リーガ・エスパニョーラの愉楽BACK NUMBER
中村俊輔とエスパニョールが迷走中。
ポチェッティーノ監督に解任危機?
text by
中嶋亨Toru Nakajima
photograph byDaisuke Nakashima
posted2009/12/16 10:30
第13節、ホームで0-4の大敗を喫したラシン戦での中村俊輔。12日に行われた第14節バルセロナ戦では1-0で敗北したが、ポチェッティーノ監督は「チャンピオンと我々の間には、そう大きな違いはなかった」と満足げにコメント。中村の出番はなかった
第7節のテネリフェ戦に勝利してから勝利が無いエスパニョールの順位が急降下している。
テネリフェ戦以後、エスパニョールが挙げたゴールは1対1で引き分けた第9節のバジャドリー戦のみとなっており、5試合に渡ってゴールが途絶えている。そもそも開幕当時から得点力不足に陥っていたエスパニョールは、守備が踏ん張って勝ち点を得てきたのだが、最近では4対0と大差で敗れる試合もあり守備も崩壊。まさに攻守においてチームが全く機能していない状態となっている。
そして、その中で中村俊輔もまた厳しい戦いを強いられている。
ポゼッション重視からカウンター重視への逆戻りで混乱が。
シーズン開幕前にはポゼッションサッカーを志向したポチェッティーノ監督だったが第2節のレアル・マドリー戦で地力の差を見せ付けられるように0対3と大敗すると、その信念は早くも揺らぎ始めた。
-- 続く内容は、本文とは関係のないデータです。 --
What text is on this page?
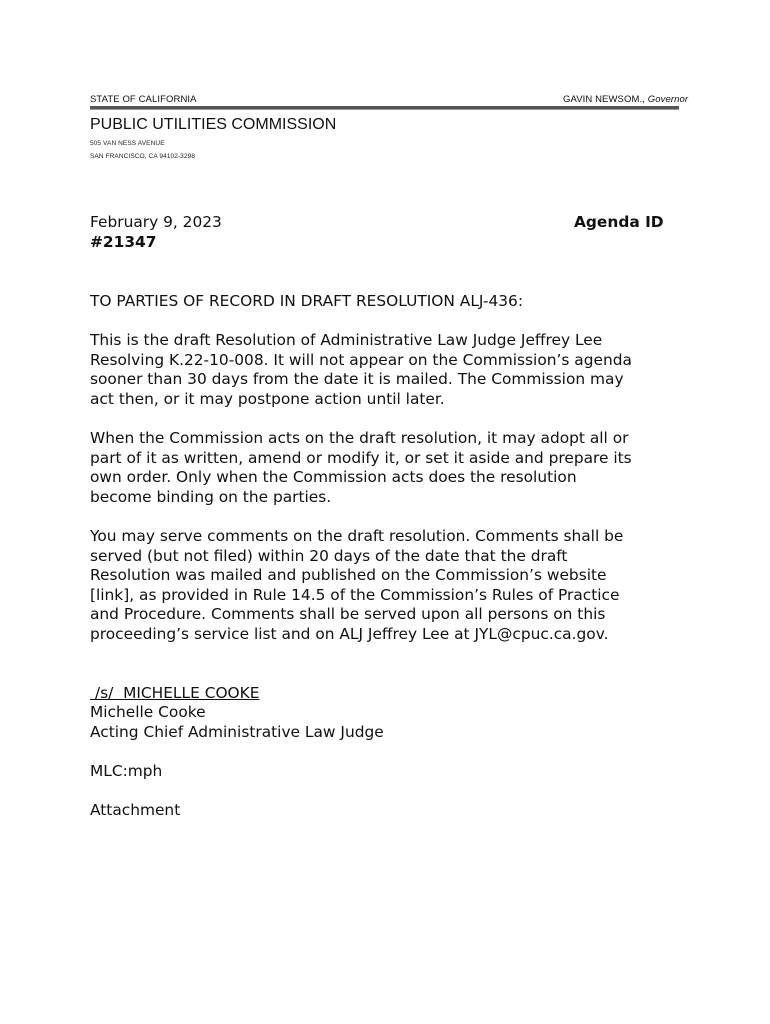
STATE OF CALIFORNIA	GAVIN NEWSOM., Governor
PUBLIC UTILITIES COMMISSION
505 VAN NESS AVENUE
SAN FRANCISCO, CA 94102-3298
February 9, 2023	Agenda ID
#21347
TO PARTIES OF RECORD IN DRAFT RESOLUTION ALJ-436:
This is the draft Resolution of Administrative Law Judge Jeffrey Lee
Resolving K.22-10-008. It will not appear on the Commission’s agenda
sooner than 30 days from the date it is mailed. The Commission may
act then, or it may postpone action until later.
When the Commission acts on the draft resolution, it may adopt all or
part of it as written, amend or modify it, or set it aside and prepare its
own order. Only when the Commission acts does the resolution
become binding on the parties.
You may serve comments on the draft resolution. Comments shall be
served (but not filed) within 20 days of the date that the draft
Resolution was mailed and published on the Commission’s website
[link], as provided in Rule 14.5 of the Commission’s Rules of Practice
and Procedure. Comments shall be served upon all persons on this
proceeding’s service list and on ALJ Jeffrey Lee at JYL@cpuc.ca.gov.
/s/  MICHELLE COOKE
Michelle Cooke
Acting Chief Administrative Law Judge
MLC:mph
Attachment
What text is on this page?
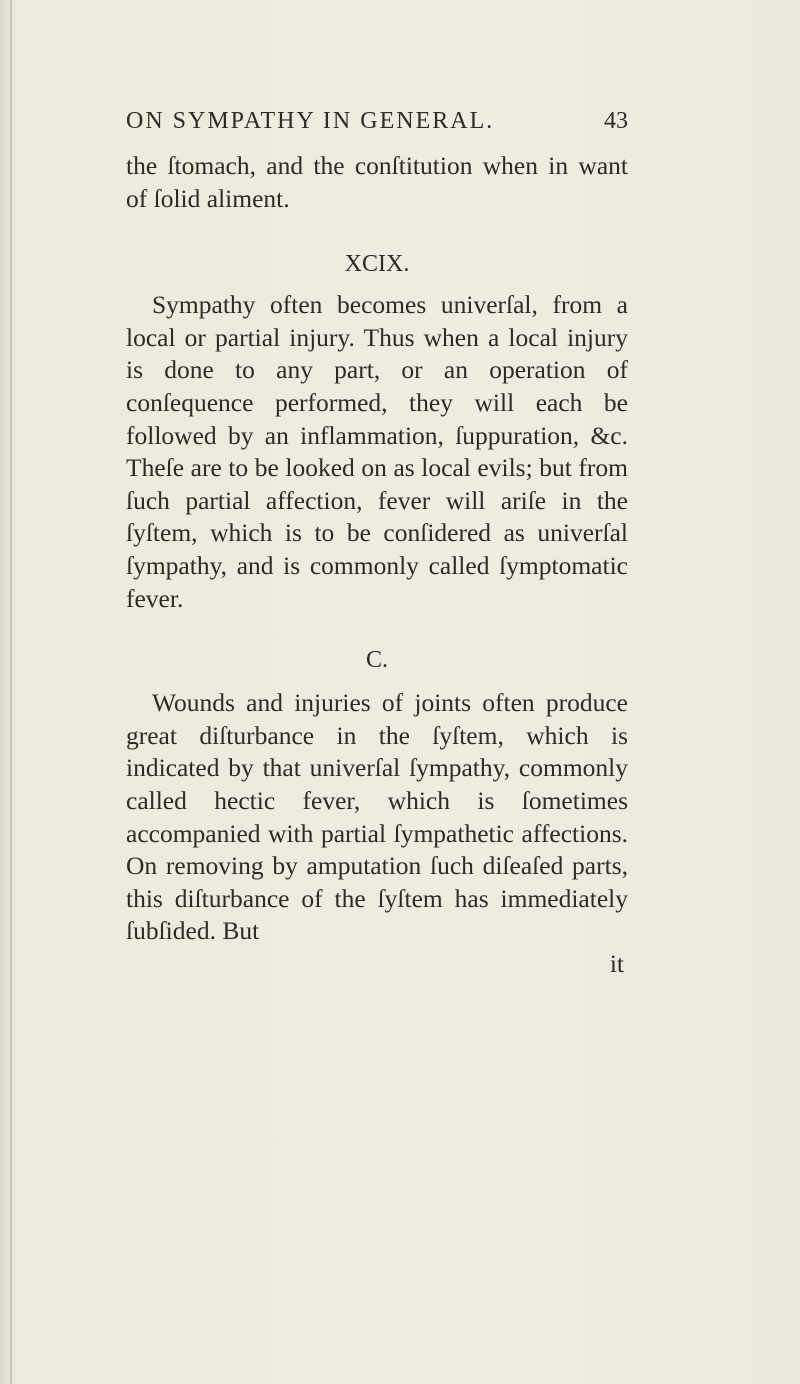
ON SYMPATHY IN GENERAL.	43

the ſtomach, and the conſtitution when in want of ſolid aliment.

XCIX.

Sympathy often becomes univerſal, from a local or partial injury. Thus when a local injury is done to any part, or an operation of conſequence performed, they will each be followed by an inflammation, ſuppuration, &c. Theſe are to be looked on as local evils; but from ſuch partial affection, fever will ariſe in the ſyſtem, which is to be conſidered as univerſal ſympathy, and is commonly called ſymptomatic fever.

C.

Wounds and injuries of joints often produce great diſturbance in the ſyſtem, which is indicated by that univerſal ſympathy, commonly called hectic fever, which is ſometimes accompanied with partial ſympathetic affections. On removing by amputation ſuch diſeaſed parts, this diſturbance of the ſyſtem has immediately ſubſided. But

it
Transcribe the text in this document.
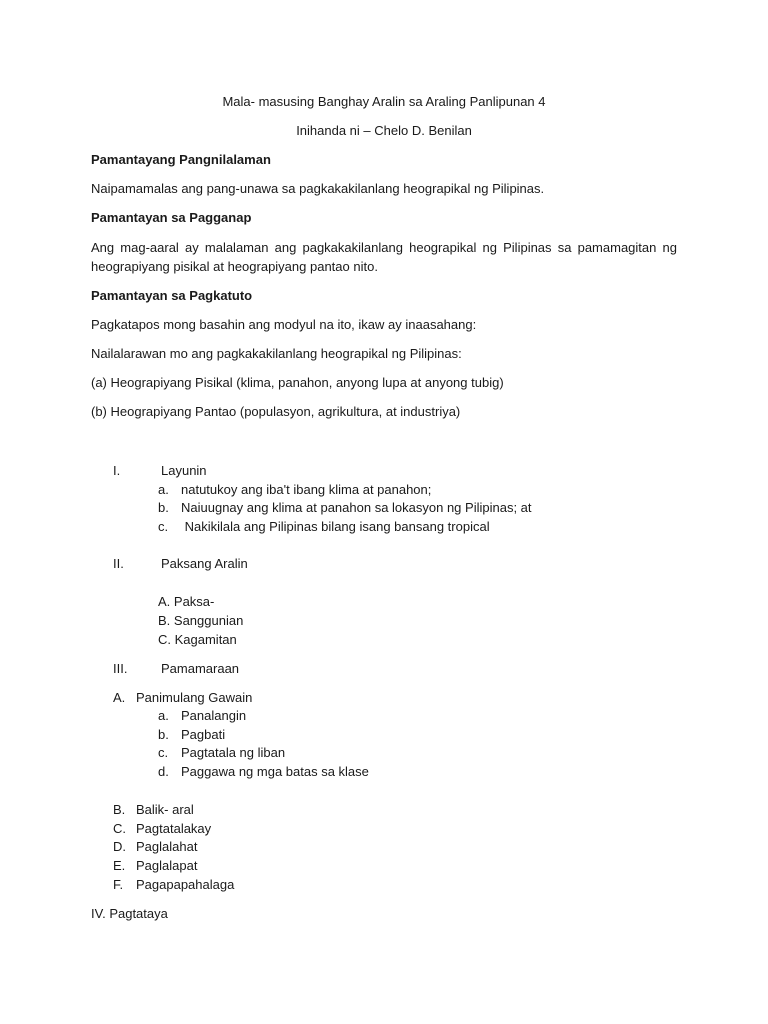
Mala- masusing Banghay Aralin sa Araling Panlipunan 4
Inihanda ni – Chelo D. Benilan
Pamantayang Pangnilalaman
Naipamamalas ang pang-unawa sa pagkakakilanlang heograpikal ng Pilipinas.
Pamantayan sa Pagganap
Ang mag-aaral ay malalaman ang pagkakakilanlang heograpikal ng Pilipinas sa pamamagitan ng heograpiyang pisikal at heograpiyang pantao nito.
Pamantayan sa Pagkatuto
Pagkatapos mong basahin ang modyul na ito, ikaw ay inaasahang:
Nailalarawan mo ang pagkakakilanlang heograpikal ng Pilipinas:
(a) Heograpiyang Pisikal (klima, panahon, anyong lupa at anyong tubig)
(b) Heograpiyang Pantao (populasyon, agrikultura, at industriya)
I.	Layunin
a. natutukoy ang iba't ibang klima at panahon;
b. Naiuugnay ang klima at panahon sa lokasyon ng Pilipinas; at
c. Nakikilala ang Pilipinas bilang isang bansang tropical
II.	Paksang Aralin
A. Paksa-
B. Sanggunian
C. Kagamitan
III.	Pamamaraan
A. Panimulang Gawain
a. Panalangin
b. Pagbati
c. Pagtatala ng liban
d. Paggawa ng mga batas sa klase
B. Balik- aral
C. Pagtatalakay
D. Paglalahat
E. Paglalapat
F. Pagapapahalaga
IV. Pagtataya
ボールを保持するまでは良いものの、攻撃を仕掛ける段階でミスを犯してカウンターを浴び、ゴールは遠ざかり失点の危険ばかりが高まるという負の連鎖が始まってしまったのだ。これは昨季、降格ゾーンに沈み続けていたエスパニョールと全く同じ状態である。第30節の時点で最下位だったチームが残り8節で奇跡的な復活を遂げたのは、現監督ポチェッティーノの守備組織の再構築のおかげだったのだが、皮肉なことにポゼッションサッカーを志向したことによってポチェッティーノは自ら作り上げた守備組織が乱れる状況を生み出してしまった。
ポゼッションサッカーが機能しないことで、ポチェッティーノは第3節あたりから素早く原点への回帰を図った。
昨季終盤に勝ち点を積み重ねたルイス・ガルシア、イバン・アロンソ、タムード、ネネ(モナコからのレンタル)らを、デラペーニャが指揮していくカウンターである。
ポチェッティーノがチーム戦術の変更をしたことによって、パスサッカーの中で重要な役割を担うはずだった中村の起用法も必然的に変わり始めていた。足首の負傷によって万全ではなかったことも重なり、中村は先発を外れるようになった。
シーズン序盤の反省を活かしたはずの原点回帰で失敗!
だが、ポチェッティーノの原点回帰はうまくいかなかった。
クラブ首脳とのいざこざでタムードは戦列から離れ、デラペーニャも負傷で戦線離脱。左サイドからの突破とアシスト、さらにはゴールまでも兼ね備えていたブラジル人レフティー、ネネはレンタル元のモナコへと復帰しており、昨季のエスパニョールの攻撃を牽引していた主軸選手たちの姿は消えていた。威力を失ったカウンター攻撃がゴールをもたらすことはなかった。
カウンター攻撃からポゼッションへの変換を目指してプレシーズンに作ったチームが、カウンター攻撃に向かないことは、当然のことだった。